Sadly, what is now being caricaturized are the people who oppose the gay rights movement. This can easily be identified in California Prop 8 ads of 2008. One side spoke of love and well-being and the other side spoke of fear and being hysterical. The world saw this difference and this brought out many to leave the opposing side and became educated about human sexuality. The caricatures emerging about the opposition to the Gay Rights Movement is one of being ignorant and being inhuman to other human beings, like it was for the people in the past who oppose civil rights for any one race, nationality or religion. This is because they severely lack the necessary components of separation and individualization that is integral for any growth or a sign of intelligence.

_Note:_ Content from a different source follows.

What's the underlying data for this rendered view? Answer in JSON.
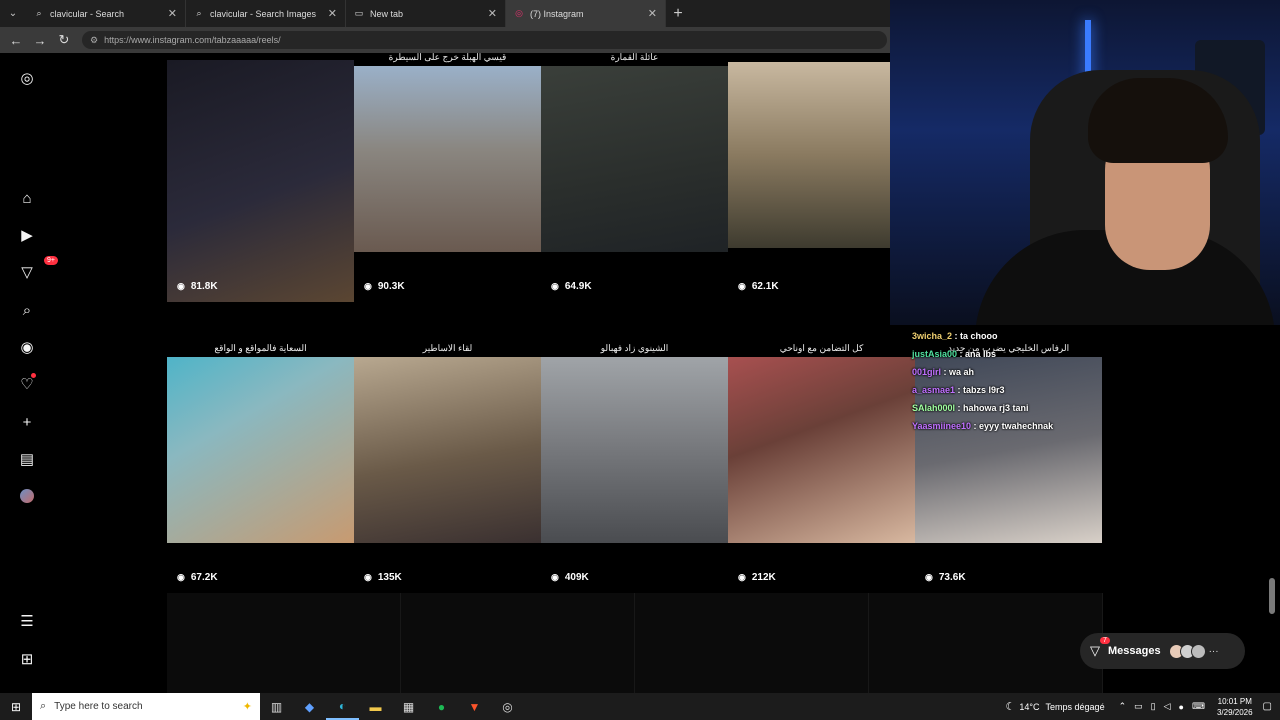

The opponents to the Gay Rights Movement were not just publicized in the California Prop 8, but also in the two previous Bush’s presidential campaign. They used "gay marriage" as can be seen, now, as a form of “gay bashing” based on fear and hysteria in order to win elections.

I suspect that the Gay Rights Movements is moving faster in this time of our history due to the technology of computers and the Internet that promotes instant global communications. This is what caught the Vatican and the hierarchy off guard regarding the global public outpouring of the covered up sexual abuse cases for decades. This public outpouring was constant and concentrated all within a relatively short period of time of a couple of years. The Vatican and the hierarchy could no longer intimidate in their attempts to silence victims of sexual abuse and or their parents, behind closed doors. The same will happen to the Vatican and the hierarchy regarding the Gay Rights Movement, the severe mental and physical harm they cause to children and their silencing and intimation of clerics and others members of religious orders from speaking out the truth about homosexuality. The harm and compensation for the harm caused to LGBT people, by the Vatican and the hierarchy will be astronomical in comparison to sexual abuse cases.

By Fr. Marty Kurylowicz - Thalamus Center

Important note: I mean no disrespect to Pope Benedict XVI or the hierarchy, the one and only concern is the safety and well-being of children. Kids are being hurt!!!